The Governor told members of the Massachusetts Municipal Association gathered for their annual meeting that he will prevent cuts to so-called Chapter 70 education aid during the next round of mid-year spending reductions he will make next week. Additionally, he will hold Chapter 70 funding for city, town and regional schools at the fiscal year 2009 (FY09) level of $3.984 billion in his fiscal year 2010 (FY10) budget plan he will also release next week. That level, a 6 percent increase over FY08, was an all-time high for Chapter 70.

"Funding Chapter 70 at FY09 levels in the face of our current fiscal crisis is about ensuring that we don't sacrifice tomorrow's promise during today's downturn," said Governor Patrick.

An unprecedented national economic downturn has resulted in a loss of nearly $2 billion in revenues this fiscal year and prompted the Governor to make mid-year spending cuts last October.
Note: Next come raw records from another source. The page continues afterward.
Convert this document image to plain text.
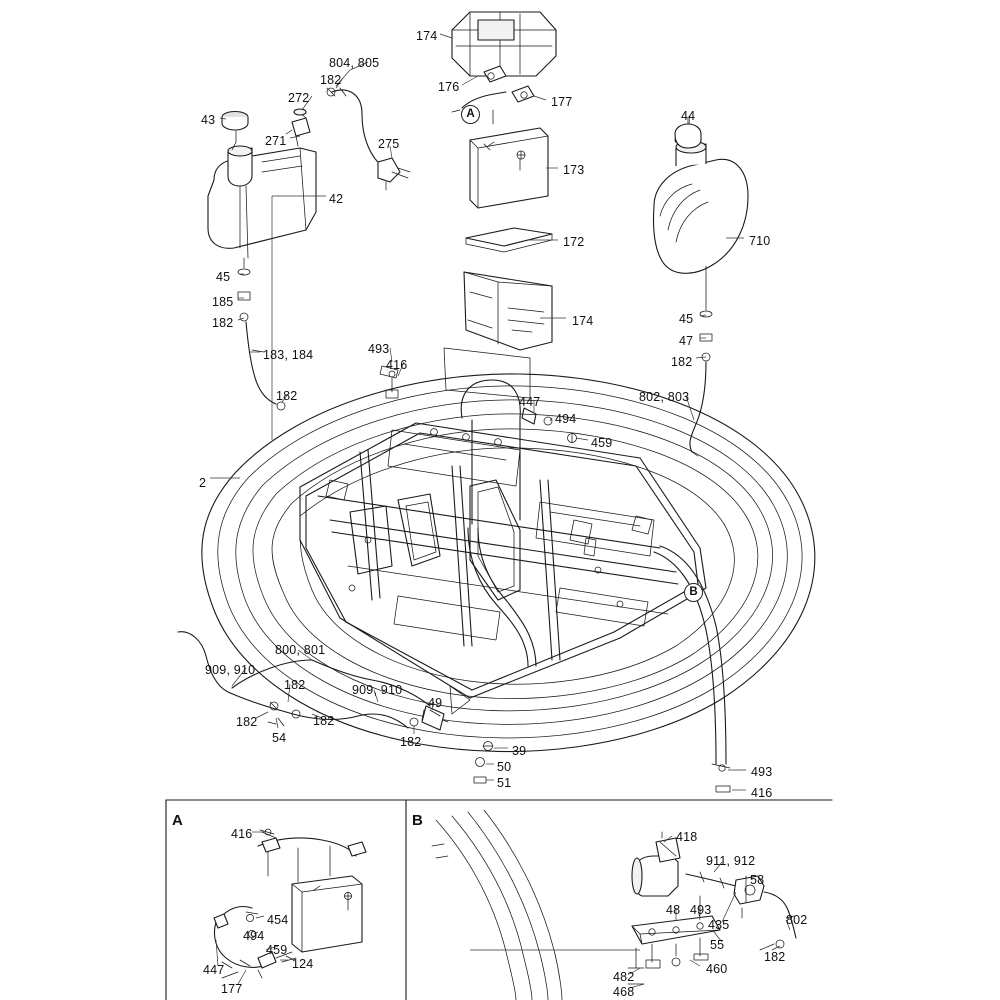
A	B
A
B
174
804, 805
182	176
272	177
43	44
271	275
173
42
710
172
45
185
182	174	45
47
183, 184	493
182
416
802, 803
182	447
494
459
2
800, 801
909, 910
182	909, 910
49
182	182
54	182
39
50
51
493
416
416	418
911, 912
58
454
48 493
802
494
435
459	55
124	182
447	460
482
468
177
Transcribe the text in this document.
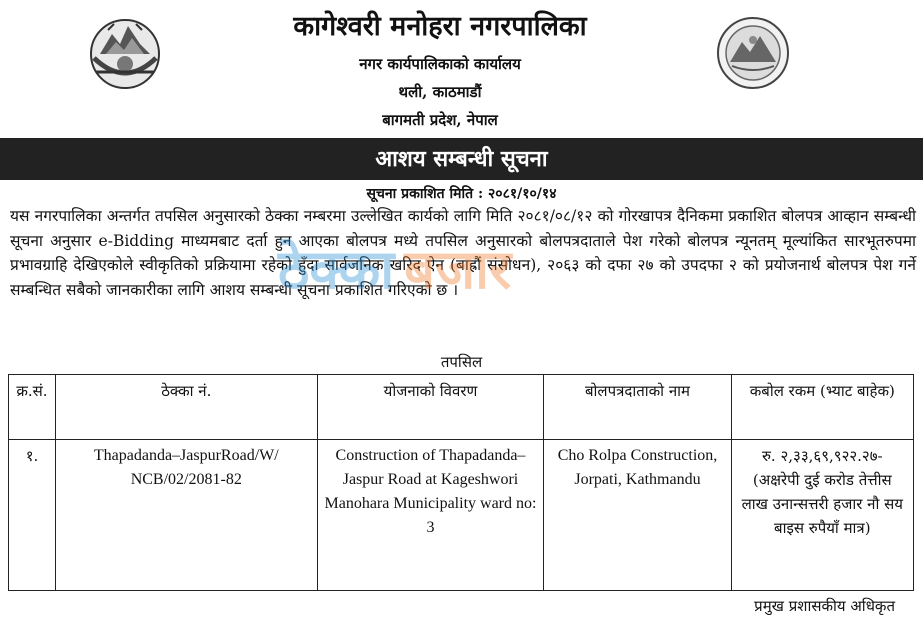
कागेश्वरी मनोहरा नगरपालिका
नगर कार्यपालिकाको कार्यालय
थली, काठमाडौं
बागमती प्रदेश, नेपाल
आशय सम्बन्धी सूचना
सूचना प्रकाशित मिति : २०८१/१०/१४
यस नगरपालिका अन्तर्गत तपसिल अनुसारको ठेक्का नम्बरमा उल्लेखित कार्यको लागि मिति २०८१/०८/१२ को गोरखापत्र दैनिकमा प्रकाशित बोलपत्र आव्हान सम्बन्धी सूचना अनुसार e-Bidding माध्यमबाट दर्ता हुन आएका बोलपत्र मध्ये तपसिल अनुसारको बोलपत्रदाताले पेश गरेको बोलपत्र न्यूनतम् मूल्यांकित सारभूतरुपमा प्रभावग्राहि देखिएकोले स्वीकृतिको प्रक्रियामा रहेको हुँदा सार्वजनिक खरिद ऐन (बाह्रौं संसोधन), २०६३ को दफा २७ को उपदफा २ को प्रयोजनार्थ बोलपत्र पेश गर्ने सम्बन्धित सबैको जानकारीका लागि आशय सम्बन्धी सूचना प्रकाशित गरिएको छ ।
ठेक्का बजार
तपसिल
क्र.सं.	ठेक्का नं.	योजनाको विवरण	बोलपत्रदाताको नाम	कबोल रकम (भ्याट बाहेक)
१.	Thapadanda–JaspurRoad/W/ NCB/02/2081-82	Construction of Thapadanda–Jaspur Road at Kageshwori Manohara Municipality ward no: 3	Cho Rolpa Construction, Jorpati, Kathmandu	रु. २,३३,६९,९२२.२७-
(अक्षरेपी दुई करोड तेत्तीस लाख उनान्सत्तरी हजार नौ सय बाइस रुपैयाँ मात्र)
प्रमुख प्रशासकीय अधिकृत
The Governor was able to hold Local Aid and Chapter 70 education aid harmless by making deeper cuts in other state programs. However, economic conditions have rapidly deteriorated since then, requiring a second round of cuts that will have to include Local Aid.
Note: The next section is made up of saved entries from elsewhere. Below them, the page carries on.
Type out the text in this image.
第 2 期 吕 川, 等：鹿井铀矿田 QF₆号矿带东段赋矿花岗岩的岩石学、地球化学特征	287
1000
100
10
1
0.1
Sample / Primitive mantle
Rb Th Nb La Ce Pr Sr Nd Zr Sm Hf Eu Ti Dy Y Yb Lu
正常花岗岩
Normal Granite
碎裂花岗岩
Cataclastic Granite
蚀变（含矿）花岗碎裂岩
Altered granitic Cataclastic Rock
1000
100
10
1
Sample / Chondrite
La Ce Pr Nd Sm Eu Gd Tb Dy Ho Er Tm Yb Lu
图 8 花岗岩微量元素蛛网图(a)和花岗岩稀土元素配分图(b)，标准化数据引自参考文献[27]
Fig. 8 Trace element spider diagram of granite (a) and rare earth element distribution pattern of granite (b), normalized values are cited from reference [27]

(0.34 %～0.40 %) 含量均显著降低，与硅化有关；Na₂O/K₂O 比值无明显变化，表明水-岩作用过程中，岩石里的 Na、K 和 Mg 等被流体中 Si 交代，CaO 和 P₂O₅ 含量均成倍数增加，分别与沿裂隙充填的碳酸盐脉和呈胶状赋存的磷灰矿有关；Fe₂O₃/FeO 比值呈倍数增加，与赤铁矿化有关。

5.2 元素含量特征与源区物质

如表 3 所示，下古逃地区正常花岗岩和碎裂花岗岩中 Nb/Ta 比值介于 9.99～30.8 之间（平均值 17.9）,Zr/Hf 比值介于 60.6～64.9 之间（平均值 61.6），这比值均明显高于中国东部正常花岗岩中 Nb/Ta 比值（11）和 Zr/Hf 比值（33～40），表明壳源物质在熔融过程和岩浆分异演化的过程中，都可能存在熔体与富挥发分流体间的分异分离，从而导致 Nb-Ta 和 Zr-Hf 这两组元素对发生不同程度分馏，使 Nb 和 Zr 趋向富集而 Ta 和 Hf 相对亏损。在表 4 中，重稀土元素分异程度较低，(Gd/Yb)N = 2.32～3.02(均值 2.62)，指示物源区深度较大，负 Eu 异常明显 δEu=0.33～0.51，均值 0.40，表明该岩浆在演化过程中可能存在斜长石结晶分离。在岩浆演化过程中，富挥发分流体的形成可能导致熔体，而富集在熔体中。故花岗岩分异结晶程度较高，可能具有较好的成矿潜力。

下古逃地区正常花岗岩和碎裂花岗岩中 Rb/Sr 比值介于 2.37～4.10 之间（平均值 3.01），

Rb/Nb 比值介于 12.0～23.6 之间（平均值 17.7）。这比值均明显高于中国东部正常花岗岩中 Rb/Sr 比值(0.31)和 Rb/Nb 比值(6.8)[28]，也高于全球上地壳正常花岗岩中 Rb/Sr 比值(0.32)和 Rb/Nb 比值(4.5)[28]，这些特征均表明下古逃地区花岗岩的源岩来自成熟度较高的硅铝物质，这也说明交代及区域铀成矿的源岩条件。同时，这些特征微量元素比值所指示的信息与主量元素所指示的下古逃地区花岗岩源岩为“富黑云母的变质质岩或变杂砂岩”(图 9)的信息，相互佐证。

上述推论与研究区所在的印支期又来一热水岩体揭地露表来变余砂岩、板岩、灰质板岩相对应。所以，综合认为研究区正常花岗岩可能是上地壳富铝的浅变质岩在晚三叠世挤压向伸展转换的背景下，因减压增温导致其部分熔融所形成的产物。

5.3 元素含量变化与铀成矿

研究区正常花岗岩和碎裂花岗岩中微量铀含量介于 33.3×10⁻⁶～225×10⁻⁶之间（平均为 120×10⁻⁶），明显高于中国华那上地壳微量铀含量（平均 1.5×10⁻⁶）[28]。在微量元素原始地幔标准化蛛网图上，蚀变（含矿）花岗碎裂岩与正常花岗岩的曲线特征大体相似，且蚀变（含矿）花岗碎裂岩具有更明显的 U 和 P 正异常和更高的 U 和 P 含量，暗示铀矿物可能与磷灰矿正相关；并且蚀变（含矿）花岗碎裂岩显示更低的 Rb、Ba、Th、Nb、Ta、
Recognizing that cities and towns rely heavily on state aid for municipal services like police and fire and to help mitigate the property tax burden, Governor Patrick will limit reductions in unrestricted state aid to communities both in his emergency cuts and in the FY10 budget.

For FY09, the Governor will trim $128 million from Lottery Aid and Additional Assistance, which-along with Chapter 70-make up the biggest portion of Local Aid. Taken together, this FY09 cut represents 2.3% of the total Local Aid budget. For FY10, Governor Patrick's budget will combine Lottery and Additional Assistance Aid into a new category called General Government Aid. Combined with level funding Chapter 70, Local Aid will be cut by $375 million, or 7.1 percent below FY09.

To offset these unavoidable reductions, the Governor will propose a series of tools to help cities and towns generate much needed revenue. A one cent increase in the statewide meals and room occupancy taxes will generate approximately $150 million statewide which would be distributed using the existing lottery formula and will help to offset a portion of the Local Aid cuts. Additionally, the state will use a small amount of existing revenue to ensure that no community receives a total Local Aid cut of more than 10 percent. Taking the new revenues and additional mitigation aid together, the net Local Aid cut is reduced from $375 million to $220 million, or 4.2 percent below FY09.

Additionally, to further blunt the impact of Local Aid cuts and give communities the ability to manage their own budgets, the Governor is proposing to give cities and towns the ability to levy an additional 1 percent local options meals and room occupancy taxes. He will also re-file his proposal to eliminate an outdated property tax exemption for telecommunication companies. Taken together, these additional tools could generate up to $200 million statewide.

"This plan gives Massachusetts cities and towns the tools to offset the short-term pain of the economic downturn while also laying a foundation for growth and revenue stability for the better days that are ahead of us," said Governor Patrick. "If we cannot provide direct aid, let's at least untie the hands of local communities to capture the savings and raise the revenue within their reach."

As part of his comprehensive Emergency Recovery Plan, the Governor will file the second Municipal Partnership Act (MPAII) next week. Designed to help cities and towns help themselves by saving money, the bill will require municipal managers and municipal unions to devise health care plans as least as economical as the GIC. In order to help communities meet this cost savings standard, the GIC entry requirement will be reduced to 50% union approval. Failure to meet or exceed the GIC standard within a certain period of time will result in reductions in local aid payments.

Additional MPAII cost-savings proposals include responsibly extending pension schedules, moving retirees to Medicare coverage and a series of initiatives to encourage and facilitate regionalization of municipal services and other reforms around procurement and advertising.